Indeed, the wide-ranging cuts called for by the KMT will significantly impact social services in Taiwan, with warnings that everything from the ability to order train tickets online to subsidies for education and social housing and funding for public television will be affected. While anger over the end of such services has the potential to turn the public against the KMT, the party is likely betting that the public will blame the DPP-controlled central government for the deterioration in public services. 

In this context, it’s unlikely that the DPP would entertain the thought of committing electoral suicide by reducing all social services in favor of increasing defense spending. However, Lai’s recent comments suggest a potential path forward.

The DPP has signaled it will be proposing special budgets to prevent a deterioration in either Taiwan’s defense budget or social services – or at least force the KMT to take full ownership of refusing funding for specific purpose. Beyond defense spending, Lai has stated that he will use special budgets to seek funding for subsidies for education, childcare, and maintaining conditions for the continued development of industry. 

To pay for this, Lai would draw on record windfall in terms of tax revenue for the government. Taiwan experienced a three-year high in GDP growth this year, bringing in NT$497.2 billion more in taxes than budgeted for by the government. This windfall seems to counter the KMT’s claims that government budget cuts are necessary. The KMT has called for the extra tax revenue to be returned to the public in the form of cash hand-outs rather than be used for government spending. 

At the same time, the public is increasingly becoming aware of Trump’s demands against Taiwan. Trump’s calls for Taiwan to increase its defense budget may not be the most compelling example for Taiwanese, as calls for Taiwan to increase its military spending are sometimes read as the DPP leaning into the China threat as part of its electioneering. 

Rather, the greatest amount of media in Taiwan reporting on Trump has centered on his threat of tariffs against Taiwanese semiconductors.
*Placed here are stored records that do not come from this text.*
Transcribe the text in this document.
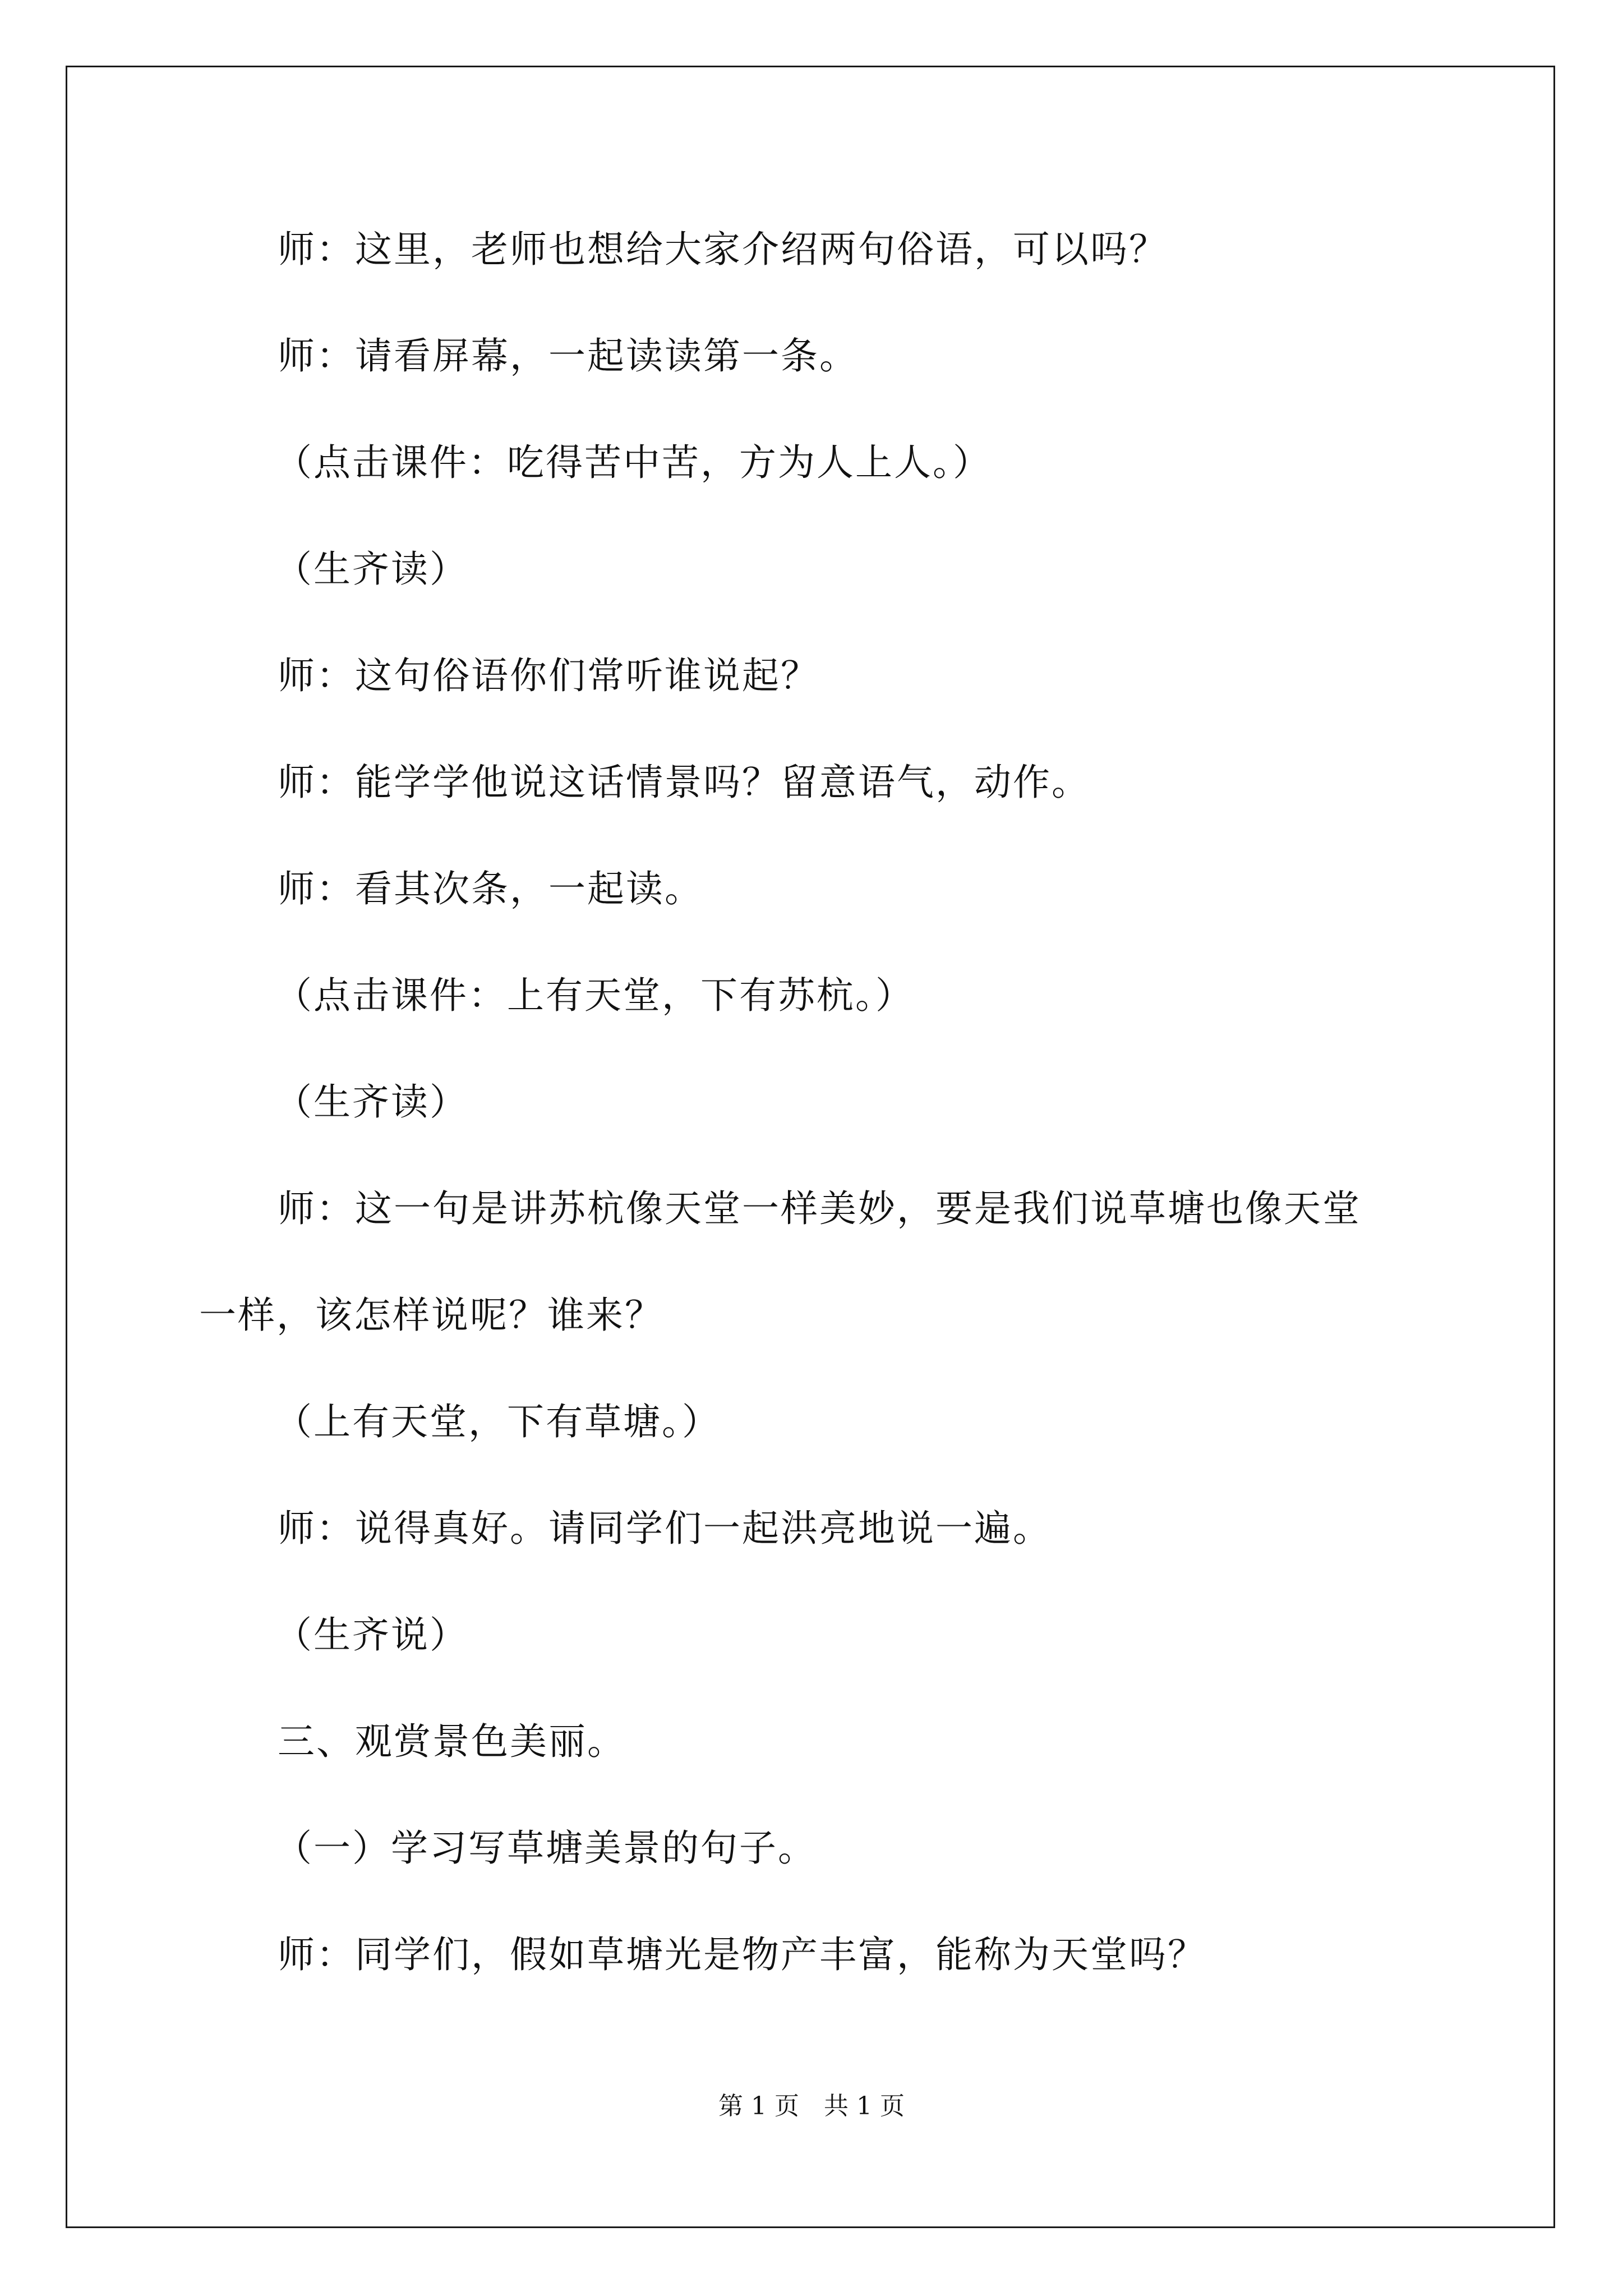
师：这里，老师也想给大家介绍两句俗语，可以吗？
师：请看屏幕，一起读读第一条。
（点击课件：吃得苦中苦，方为人上人。）
（生齐读）
师：这句俗语你们常听谁说起？
师：能学学他说这话情景吗？留意语气，动作。
师：看其次条，一起读。
（点击课件：上有天堂，下有苏杭。）
（生齐读）
师：这一句是讲苏杭像天堂一样美妙，要是我们说草塘也像天堂
一样，该怎样说呢？谁来？
（上有天堂，下有草塘。）
师：说得真好。请同学们一起洪亮地说一遍。
（生齐说）
三、观赏景色美丽。
（一）学习写草塘美景的句子。
师：同学们，假如草塘光是物产丰富，能称为天堂吗？
第 1 页　共 1 页
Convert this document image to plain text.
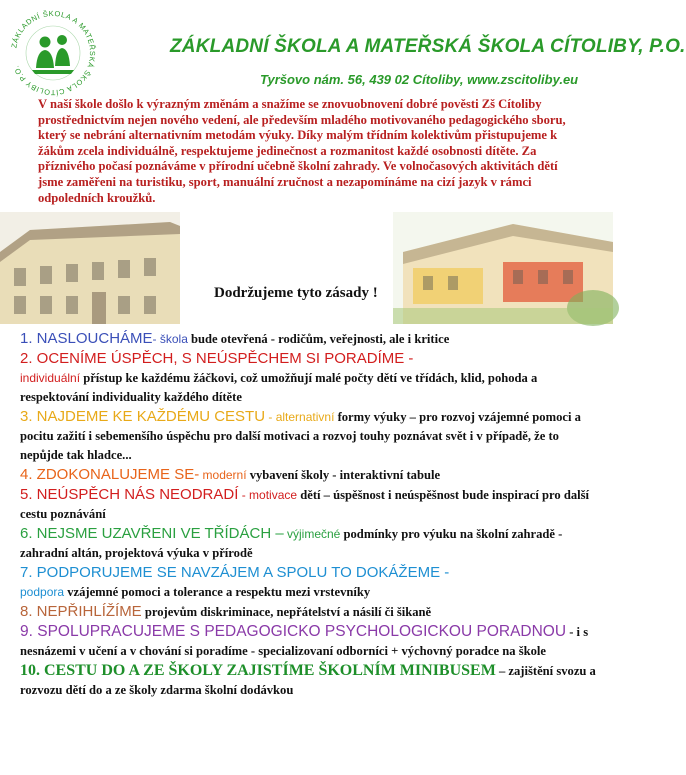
ZÁKLADNÍ ŠKOLA A MATEŘSKÁ ŠKOLA CÍTOLIBY P.O.
ZÁKLADNÍ ŠKOLA A MATEŘSKÁ ŠKOLA CÍTOLIBY, P.O.
Tyršovo nám. 56, 439 02 Cítoliby, www.zscitoliby.eu

V naší škole došlo k výrazným změnám a snažíme se znovuobnovení dobré pověsti Zš Cítoliby prostřednictvím nejen nového vedení, ale především mladého motivovaného pedagogického sboru, který se nebrání alternativním metodám výuky. Díky malým třídním kolektivům přistupujeme k žákům zcela individuálně, respektujeme jedinečnost a rozmanitost každé osobnosti dítěte. Za příznivého počasí poznáváme v přírodní učebně školní zahrady. Ve volnočasových aktivitách dětí jsme zaměřeni na turistiku, sport, manuální zručnost a nezapomínáme na cizí jazyk v rámci odpoledních kroužků.

Dodržujeme tyto zásady !

1. NASLOUCHÁME- škola bude otevřená - rodičům, veřejnosti, ale i kritice
2. OCENÍME ÚSPĚCH, S NEÚSPĚCHEM SI PORADÍME -
individuální přístup ke každému žáčkovi, což umožňují malé počty dětí ve třídách, klid, pohoda a respektování individuality každého dítěte
3. NAJDEME KE KAŽDÉMU CESTU - alternativní formy výuky – pro rozvoj vzájemné pomoci a pocitu zažití i sebemenšího úspěchu pro další motivaci a rozvoj touhy poznávat svět i v případě, že to nepůjde tak hladce...
4. ZDOKONALUJEME SE- moderní vybavení školy - interaktivní tabule
5. NEÚSPĚCH NÁS NEODRADÍ - motivace dětí – úspěšnost i neúspěšnost bude inspirací pro další cestu poznávání
6. NEJSME UZAVŘENI VE TŘÍDÁCH – výjimečné podmínky pro výuku na školní zahradě - zahradní altán, projektová výuka v přírodě
7. PODPORUJEME SE NAVZÁJEM A SPOLU TO DOKÁŽEME -
podpora vzájemné pomoci a tolerance a respektu mezi vrstevníky
8. NEPŘIHLÍŽÍME projevům diskriminace, nepřátelství a násilí či šikaně
9. SPOLUPRACUJEME S PEDAGOGICKO PSYCHOLOGICKOU PORADNOU - i s nesnázemi v učení a v chování si poradíme - specializovaní odborníci + výchovný poradce na škole
10. CESTU DO A ZE ŠKOLY ZAJISTÍME ŠKOLNÍM MINIBUSEM – zajištění svozu a rozvozu dětí do a ze školy zdarma školní dodávkou
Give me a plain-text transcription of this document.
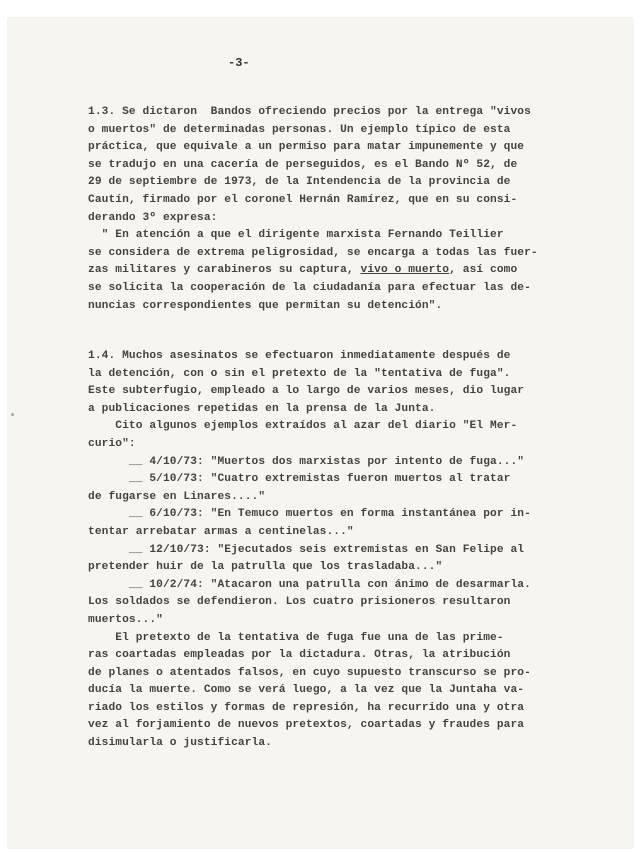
-3-
1.3. Se dictaron  Bandos ofreciendo precios por la entrega "vivos
o muertos" de determinadas personas. Un ejemplo típico de esta
práctica, que equivale a un permiso para matar impunemente y que
se tradujo en una cacería de perseguidos, es el Bando Nº 52, de
29 de septiembre de 1973, de la Intendencia de la provincia de
Cautín, firmado por el coronel Hernán Ramírez, que en su consi-
derando 3º expresa:
" En atención a que el dirigente marxista Fernando Teillier
se considera de extrema peligrosidad, se encarga a todas las fuer-
zas militares y carabineros su captura, vivo o muerto, así como
se solicita la cooperación de la ciudadanía para efectuar las de-
nuncias correspondientes que permitan su detención".
1.4. Muchos asesinatos se efectuaron inmediatamente después de
la detención, con o sin el pretexto de la "tentativa de fuga".
Este subterfugio, empleado a lo largo de varios meses, dio lugar
a publicaciones repetidas en la prensa de la Junta.
Cito algunos ejemplos extraídos al azar del diario "El Mer-
curio":
__ 4/10/73: "Muertos dos marxistas por intento de fuga..."
__ 5/10/73: "Cuatro extremistas fueron muertos al tratar
de fugarse en Linares...."
__ 6/10/73: "En Temuco muertos en forma instantánea por in-
tentar arrebatar armas a centinelas..."
__ 12/10/73: "Ejecutados seis extremistas en San Felipe al
pretender huir de la patrulla que los trasladaba..."
__ 10/2/74: "Atacaron una patrulla con ánimo de desarmarla.
Los soldados se defendieron. Los cuatro prisioneros resultaron
muertos..."
El pretexto de la tentativa de fuga fue una de las prime-
ras coartadas empleadas por la dictadura. Otras, la atribución
de planes o atentados falsos, en cuyo supuesto transcurso se pro-
ducía la muerte. Como se verá luego, a la vez que la Juntaha va-
riado los estilos y formas de represión, ha recurrido una y otra
vez al forjamiento de nuevos pretextos, coartadas y fraudes para
disimularla o justificarla.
The U.S. president has repeatedly alleged that Taiwan “stole” the U.S. semiconductor industry and now must be punished using tariffs to induce the semiconductor industry to return to the United States. Although Taiwanese semiconductor manufacturing giant TSMC built a fab in Arizona under the Biden administration – raising fears in Taiwan about the loss of critical IP that keeps the world dependent on Taiwanese semiconductors – this has evidently not placated Trump. 

With the United States under Trump seen as increasingly likely to suddenly turn on Taiwan, then, this raises the stakes regarding the battle over Taiwan’s defense budget. But the budget question remains at an impasse, with neither the DPP nor the KMT likely to move.